Rationale: Mutations in the gene encoding protocadherin-19 (PCDH19) cause developmental and epileptic encephalopathy. It is an X-linked disorder characterized by infantile onset clustered and fever-induced seizures, often associated with intellectual disability and autistic features.
This disorder affects heterozygous females and somatic mosaic males, while hemizygous males are unaffected.
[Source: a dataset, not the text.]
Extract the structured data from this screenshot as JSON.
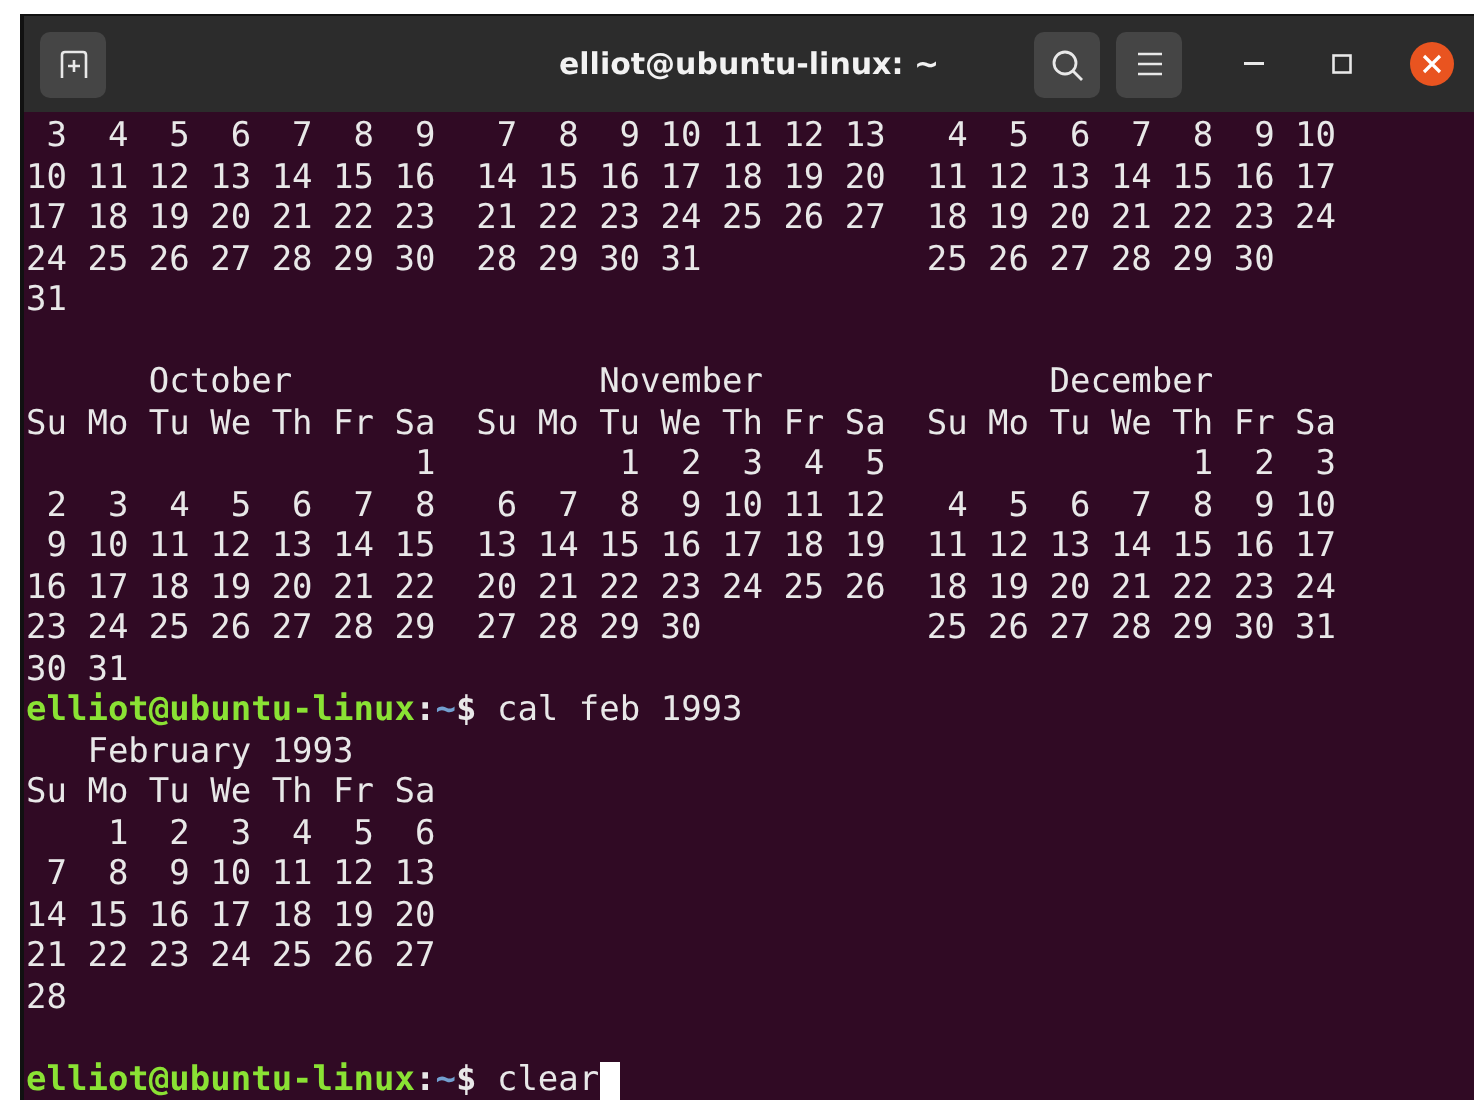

It has been proposed that PCDH19 mosaicism might affect cell-cell communication, according to the cellular interference hypothesis. Disrupted synaptic function and neuronal connectivity is an important pathophysiology. However, how PCDH19 mosaic expression affects neuronal network activity is unknown. This study aimed to investigate EEG connectivity in patients with PCDH19-related epilepsy. Methods: We collected 63 serial EEGs from 12 patients with PCDH19-related epilepsy. EEGs were recorded according to the international 10-20 system. Resting-state sleep EEG data were collected and artifacts were removed. We evaluated the default mode network (DMN) of 28 regions and small-world networks. Small-world networks were calculated by clustering coefficient (Cp)/path length (Lp).
Results: Overall, high DMN network strengths were observed in the delta, theta, and alpha bands. There were no definite high DMN network strengths in higher frequency bands: beta and gamma. Among the delta, theta, and alpha, alpha DMN connectivity was dominant. Small-world networks were increased in the alpha band and decreased in the delta and theta band.
Conclusions: Functional hyperconnectivity in alpha frequency was observed in the patients with PCDH19-related epilepsy. It suggests that PCDH19-related epilepsy has characteristic abnormal neuronal connectivity features. These results provide valuable information about the pathophysiology of PCDH19-related epilepsy and can be applied as a biomarker.
Funding: This work was supported by the National Research Foundation of Korea (NRF) grant funded by the Korea Government, Ministry of Science and ICT (MSIT) (No. 1711191558).